Vegar began to walk down the hillside while he ate. Sigurd followed. Akhila’s back was long, straight and brown in front of them, and her hips swayed back and forth like a copper bell when she walked. She looks human, he thought, and remembered what she had said of his mentor.

“Are you all right?” Sigurd put his hand on Vegar’s shoulder.

Vegar blinked and realized he had stopped. “I’m glad too,” he said, and started walking again.

They shut Akhila in a root cellar and posted the nuns outside. Vegar slept the rest of the day and most of the night in the monastery’s infirmary, where his bandages were changed at regular intervals and ointment was applied to his burns. While he slept, he dreamed Akhila was sitting in the dark, statue-still to conserve energy.

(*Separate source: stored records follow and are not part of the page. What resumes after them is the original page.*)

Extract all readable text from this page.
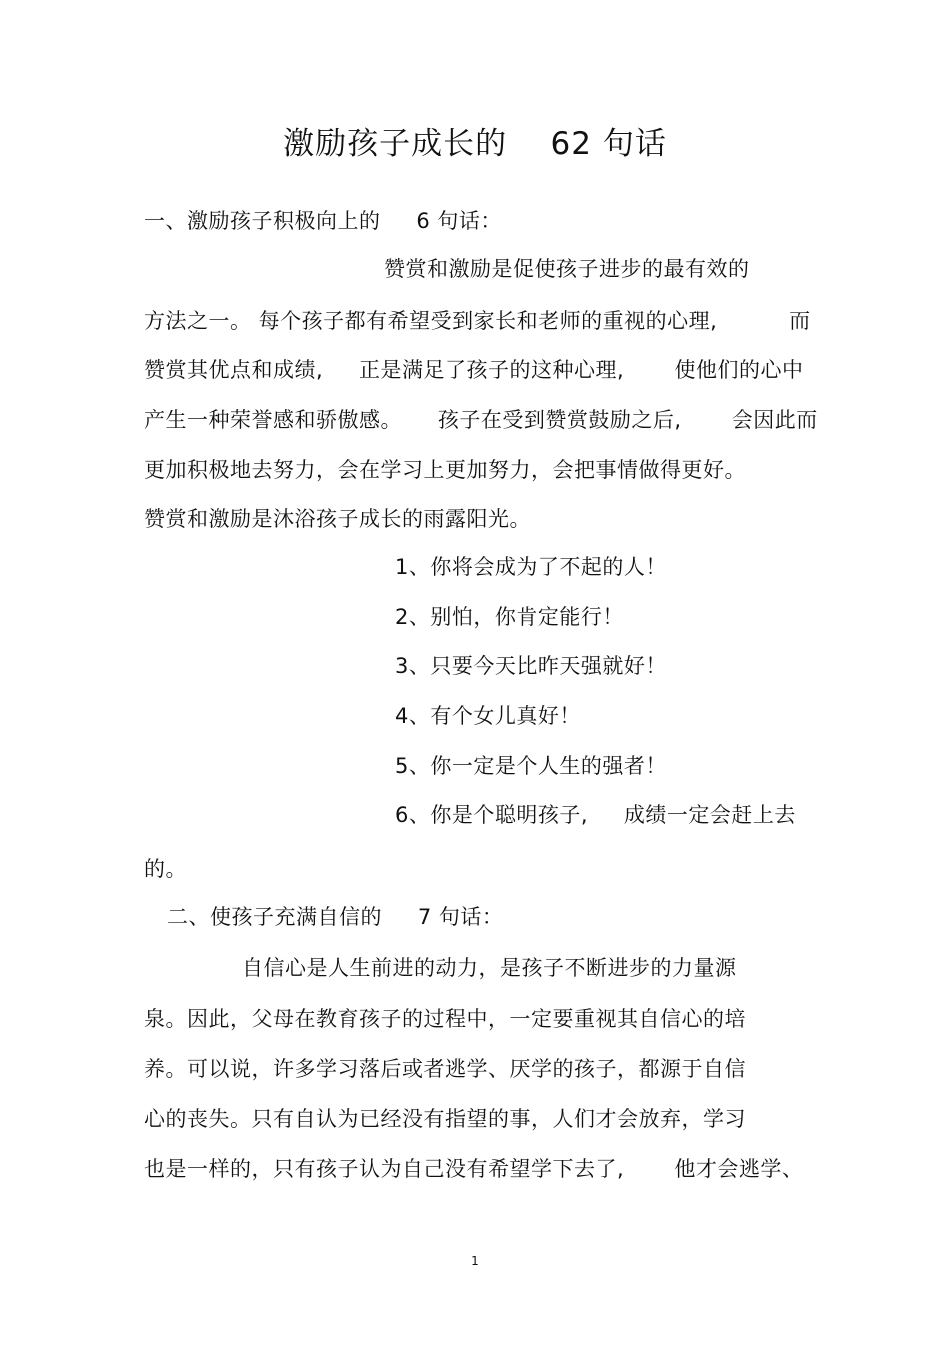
激励孩子成长的    62 句话
一、激励孩子积极向上的     6 句话：
赞赏和激励是促使孩子进步的最有效的
方法之一。 每个孩子都有希望受到家长和老师的重视的心理,          而
赞赏其优点和成绩,     正是满足了孩子的这种心理,       使他们的心中
产生一种荣誉感和骄傲感。     孩子在受到赞赏鼓励之后,       会因此而
更加积极地去努力，会在学习上更加努力，会把事情做得更好。
赞赏和激励是沐浴孩子成长的雨露阳光。
1、你将会成为了不起的人！
2、别怕，你肯定能行！
3、只要今天比昨天强就好！
4、有个女儿真好！
5、你一定是个人生的强者！
6、你是个聪明孩子,     成绩一定会赶上去
的。
二、使孩子充满自信的     7 句话：
自信心是人生前进的动力，是孩子不断进步的力量源
泉。因此，父母在教育孩子的过程中，一定要重视其自信心的培
养。可以说，许多学习落后或者逃学、厌学的孩子，都源于自信
心的丧失。只有自认为已经没有指望的事，人们才会放弃，学习
也是一样的，只有孩子认为自己没有希望学下去了,       他才会逃学、
1
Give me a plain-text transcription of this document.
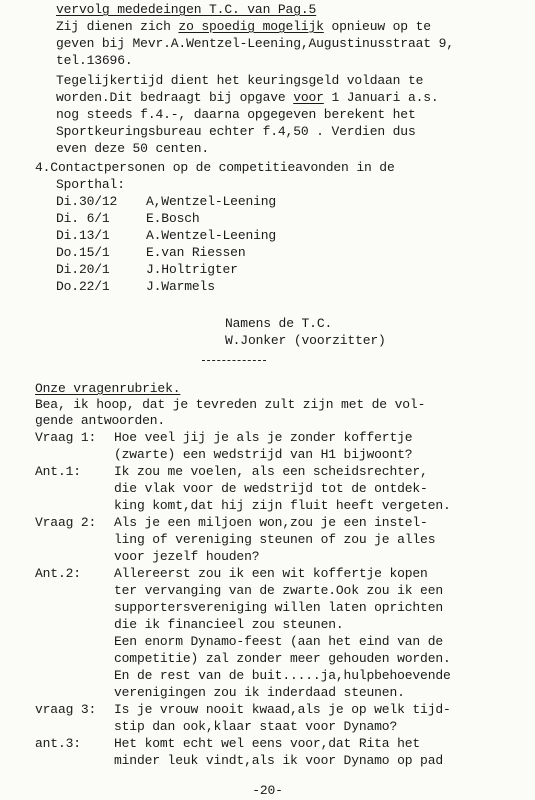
vervolg mededeingen T.C. van Pag.5
Zij dienen zich zo spoedig mogelijk opnieuw op te
geven bij Mevr.A.Wentzel-Leening,Augustinusstraat 9,
tel.13696.
Tegelijkertijd dient het keuringsgeld voldaan te
worden.Dit bedraagt bij opgave voor 1 Januari a.s.
nog steeds f.4.-, daarna opgegeven berekent het
Sportkeuringsbureau echter f.4,50 . Verdien dus
even deze 50 centen.
4.Contactpersonen op de competitieavonden in de
Sporthal:
Di.30/12 A,Wentzel-Leening
Di. 6/1	E.Bosch
Di.13/1	A.Wentzel-Leening
Do.15/1	E.van Riessen
Di.20/1	J.Holtrigter
Do.22/1	J.Warmels
Namens de T.C.
W.Jonker (voorzitter)
Onze vragenrubriek.
Bea, ik hoop, dat je tevreden zult zijn met de vol-
gende antwoorden.
Vraag 1: Hoe veel jij je als je zonder koffertje
(zwarte) een wedstrijd van H1 bijwoont?
Ant.1:	Ik zou me voelen, als een scheidsrechter,
die vlak voor de wedstrijd tot de ontdek-
king komt,dat hij zijn fluit heeft vergeten.
Vraag 2: Als je een miljoen won,zou je een instel-
ling of vereniging steunen of zou je alles
voor jezelf houden?
Ant.2:	Allereerst zou ik een wit koffertje kopen
ter vervanging van de zwarte.Ook zou ik een
supportersvereniging willen laten oprichten
die ik financieel zou steunen.
Een enorm Dynamo-feest (aan het eind van de
competitie) zal zonder meer gehouden worden.
En de rest van de buit.....ja,hulpbehoevende
verenigingen zou ik inderdaad steunen.
vraag 3: Is je vrouw nooit kwaad,als je op welk tijd-
stip dan ook,klaar staat voor Dynamo?
ant.3:	Het komt echt wel eens voor,dat Rita het
minder leuk vindt,als ik voor Dynamo op pad
-20-
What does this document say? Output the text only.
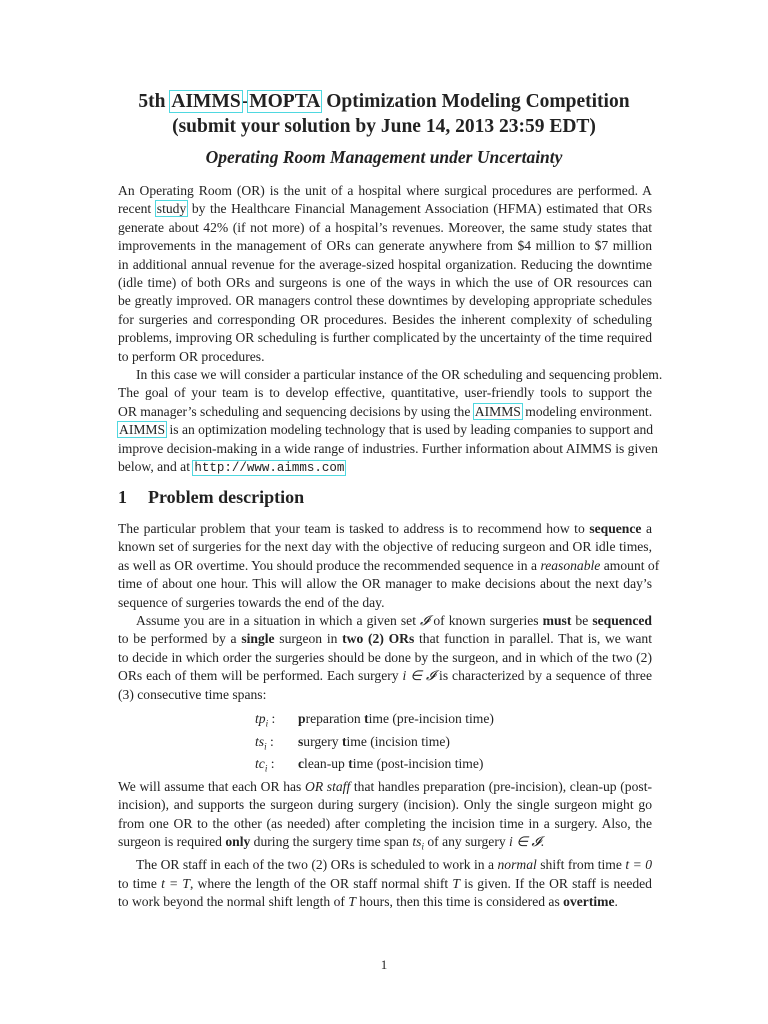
5th AIMMS-MOPTA Optimization Modeling Competition
(submit your solution by June 14, 2013 23:59 EDT)
Operating Room Management under Uncertainty

An Operating Room (OR) is the unit of a hospital where surgical procedures are performed. A
recent study by the Healthcare Financial Management Association (HFMA) estimated that ORs
generate about 42% (if not more) of a hospital’s revenues. Moreover, the same study states that
improvements in the management of ORs can generate anywhere from $4 million to $7 million
in additional annual revenue for the average-sized hospital organization. Reducing the downtime
(idle time) of both ORs and surgeons is one of the ways in which the use of OR resources can
be greatly improved. OR managers control these downtimes by developing appropriate schedules
for surgeries and corresponding OR procedures. Besides the inherent complexity of scheduling
problems, improving OR scheduling is further complicated by the uncertainty of the time required
to perform OR procedures.

In this case we will consider a particular instance of the OR scheduling and sequencing problem.
The goal of your team is to develop effective, quantitative, user-friendly tools to support the
OR manager’s scheduling and sequencing decisions by using the AIMMS modeling environment.
AIMMS is an optimization modeling technology that is used by leading companies to support and
improve decision-making in a wide range of industries. Further information about AIMMS is given
below, and at http://www.aimms.com

1 Problem description

The particular problem that your team is tasked to address is to recommend how to sequence a
known set of surgeries for the next day with the objective of reducing surgeon and OR idle times,
as well as OR overtime. You should produce the recommended sequence in a reasonable amount of
time of about one hour. This will allow the OR manager to make decisions about the next day’s
sequence of surgeries towards the end of the day.

Assume you are in a situation in which a given set 𝓘 of known surgeries must be sequenced
to be performed by a single surgeon in two (2) ORs that function in parallel. That is, we want
to decide in which order the surgeries should be done by the surgeon, and in which of the two (2)
ORs each of them will be performed. Each surgery i ∈ 𝓘 is characterized by a sequence of three
(3) consecutive time spans:

$tp_i$ :	preparation time (pre-incision time)
$ts_i$ :	surgery time (incision time)
$tc_i$ :	clean-up time (post-incision time)

We will assume that each OR has OR staff that handles preparation (pre-incision), clean-up (post-
incision), and supports the surgeon during surgery (incision). Only the single surgeon might go
from one OR to the other (as needed) after completing the incision time in a surgery. Also, the
surgeon is required only during the surgery time span $ts_i$ of any surgery i ∈ 𝓘.

The OR staff in each of the two (2) ORs is scheduled to work in a normal shift from time t = 0
to time t = T, where the length of the OR staff normal shift T is given. If the OR staff is needed
to work beyond the normal shift length of T hours, then this time is considered as overtime.

1
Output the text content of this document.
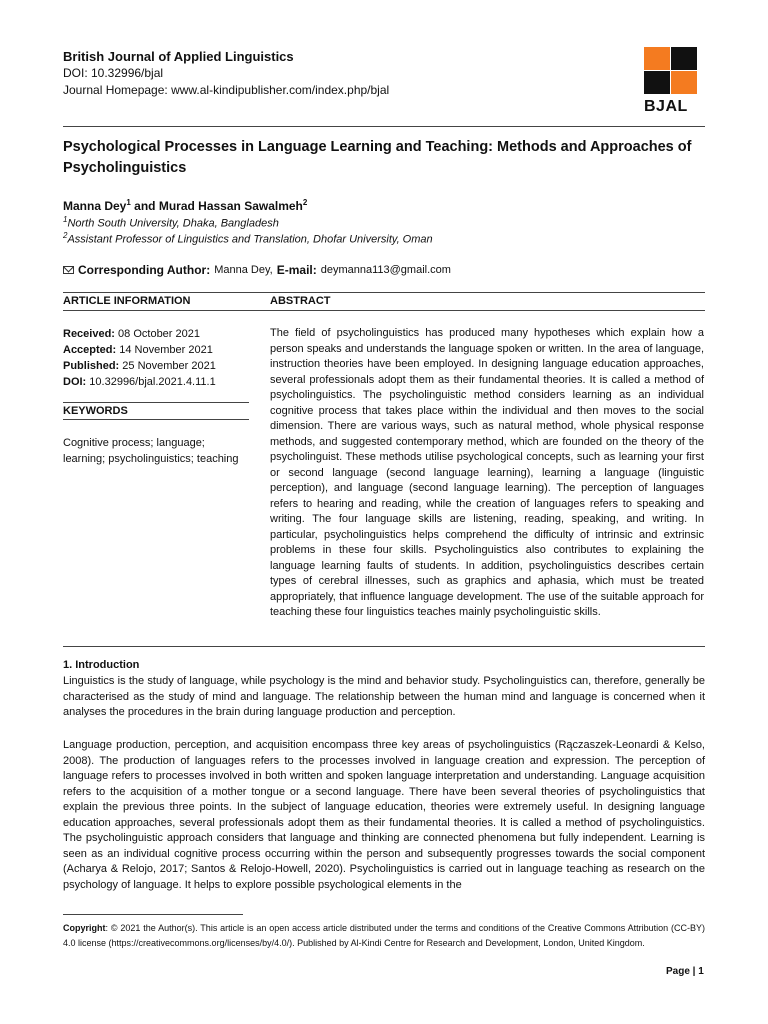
British Journal of Applied Linguistics
DOI: 10.32996/bjal
Journal Homepage: www.al-kindipublisher.com/index.php/bjal
BJAL
Psychological Processes in Language Learning and Teaching: Methods and Approaches of Psycholinguistics
Manna Dey$^1$ and Murad Hassan Sawalmeh$^2$
$^1$North South University, Dhaka, Bangladesh
$^2$Assistant Professor of Linguistics and Translation, Dhofar University, Oman
Corresponding Author: Manna Dey, E-mail: deymanna113@gmail.com
ARTICLE INFORMATION	ABSTRACT
Received: 08 October 2021
Accepted: 14 November 2021
Published: 25 November 2021
DOI: 10.32996/bjal.2021.4.11.1
KEYWORDS
Cognitive process; language; learning; psycholinguistics; teaching
The field of psycholinguistics has produced many hypotheses which explain how a person speaks and understands the language spoken or written. In the area of language, instruction theories have been employed. In designing language education approaches, several professionals adopt them as their fundamental theories. It is called a method of psycholinguistics. The psycholinguistic method considers learning as an individual cognitive process that takes place within the individual and then moves to the social dimension. There are various ways, such as natural method, whole physical response methods, and suggested contemporary method, which are founded on the theory of the psycholinguist. These methods utilise psychological concepts, such as learning your first or second language (second language learning), learning a language (linguistic perception), and language (second language learning). The perception of languages refers to hearing and reading, while the creation of languages refers to speaking and writing. The four language skills are listening, reading, speaking, and writing. In particular, psycholinguistics helps comprehend the difficulty of intrinsic and extrinsic problems in these four skills. Psycholinguistics also contributes to explaining the language learning faults of students. In addition, psycholinguistics describes certain types of cerebral illnesses, such as graphics and aphasia, which must be treated appropriately, that influence language development. The use of the suitable approach for teaching these four linguistics teaches mainly psycholinguistic skills.
1. Introduction
Linguistics is the study of language, while psychology is the mind and behavior study. Psycholinguistics can, therefore, generally be characterised as the study of mind and language. The relationship between the human mind and language is concerned when it analyses the procedures in the brain during language production and perception.
Language production, perception, and acquisition encompass three key areas of psycholinguistics (Rączaszek-Leonardi & Kelso, 2008). The production of languages refers to the processes involved in language creation and expression. The perception of language refers to processes involved in both written and spoken language interpretation and understanding. Language acquisition refers to the acquisition of a mother tongue or a second language. There have been several theories of psycholinguistics that explain the previous three points. In the subject of language education, theories were extremely useful. In designing language education approaches, several professionals adopt them as their fundamental theories. It is called a method of psycholinguistics. The psycholinguistic approach considers that language and thinking are connected phenomena but fully independent. Learning is seen as an individual cognitive process occurring within the person and subsequently progresses towards the social component (Acharya & Relojo, 2017; Santos & Relojo-Howell, 2020). Psycholinguistics is carried out in language teaching as research on the psychology of language. It helps to explore possible psychological elements in the
Copyright: © 2021 the Author(s). This article is an open access article distributed under the terms and conditions of the Creative Commons Attribution (CC-BY) 4.0 license (https://creativecommons.org/licenses/by/4.0/). Published by Al-Kindi Centre for Research and Development, London, United Kingdom.
Page | 1
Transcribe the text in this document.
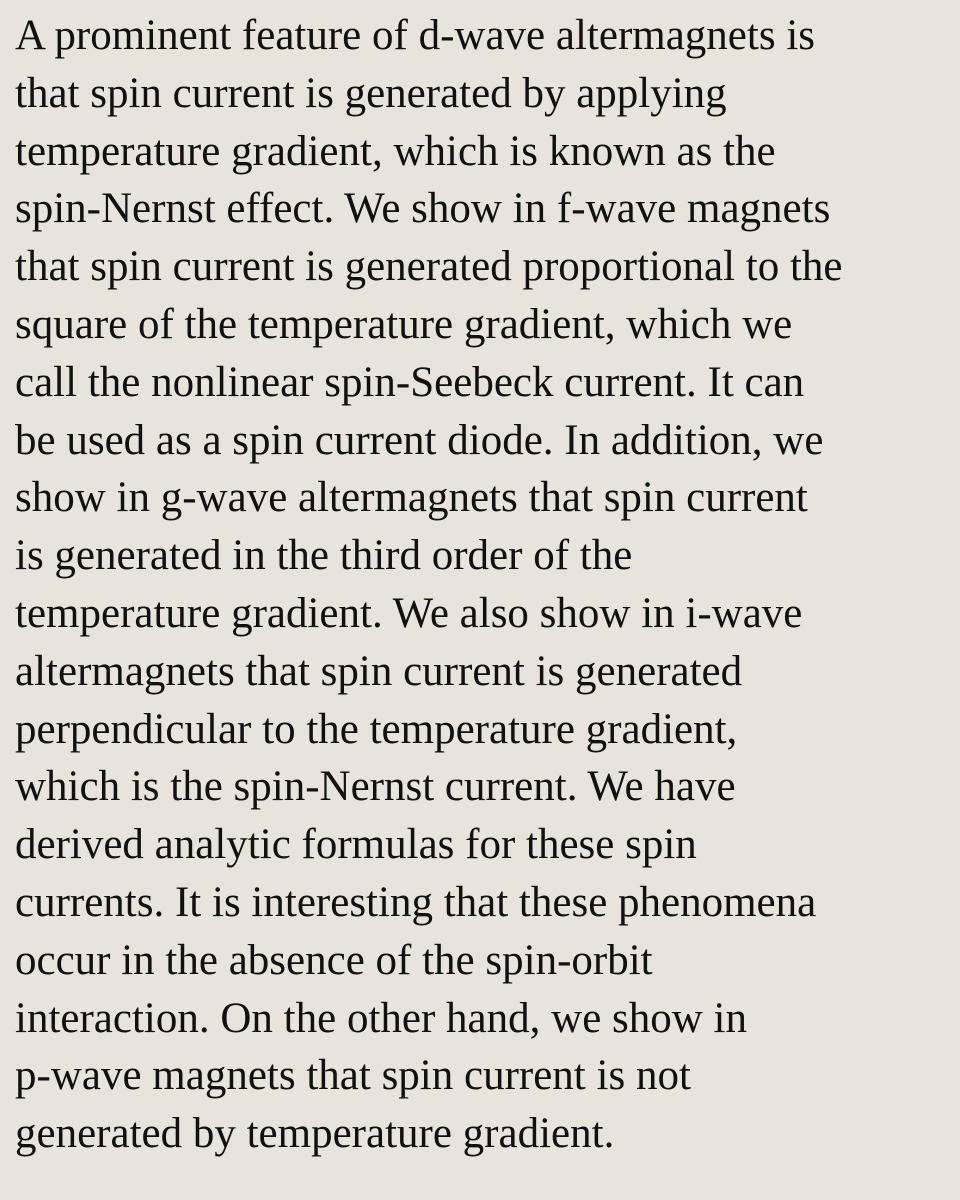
A prominent feature of d-wave altermagnets is
that spin current is generated by applying
temperature gradient, which is known as the
spin-Nernst effect. We show in f-wave magnets
that spin current is generated proportional to the
square of the temperature gradient, which we
call the nonlinear spin-Seebeck current. It can
be used as a spin current diode. In addition, we
show in g-wave altermagnets that spin current
is generated in the third order of the
temperature gradient. We also show in i-wave
altermagnets that spin current is generated
perpendicular to the temperature gradient,
which is the spin-Nernst current. We have
derived analytic formulas for these spin
currents. It is interesting that these phenomena
occur in the absence of the spin-orbit
interaction. On the other hand, we show in
p-wave magnets that spin current is not
generated by temperature gradient.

He woke wondering what she thought he should know that he didn’t.

In the early pre-dawn light, he went to the arboretum and paced the Stages of the Pentacle, pausing at each elemental shrine to remember its place in the natural world, its place in his body. The winterbound trees creaked above him in the wind, and a flock of sleepy birds hooted down at him from their icy perches. He closed his eyes at the southern shrine and listened awhile as the perpetual flame warmed his face and hands.

The sky brightened. Vegar left the flame and approached the crest of the star where an empty stone vessel represented the human spirit. He usually offered a prayer here, of gratitude or charity, but this morning he felt as hollow as the bowl itself. He had prevented his Godman from protecting the people in his care and had saved a torturer of children, a mass murderer. Then Akhila the rocket and Akhila the woman blended together like watercolor paint in his thoughts, and he remembered she’d said she didn’t do those things anymore.

Vegar wondered for a moment if Akhila’s nanobody made her less human, less worthy of redemption. He’d heard of radical augments, machines with human minds, and believed she could have killed them if she had wanted to in spite of Sigurd’s powerful guns. There was something about the tone of her anger that sounded old, deep, and unhealed, some wound that seeped and poisoned. Did she hope to cleanse it here?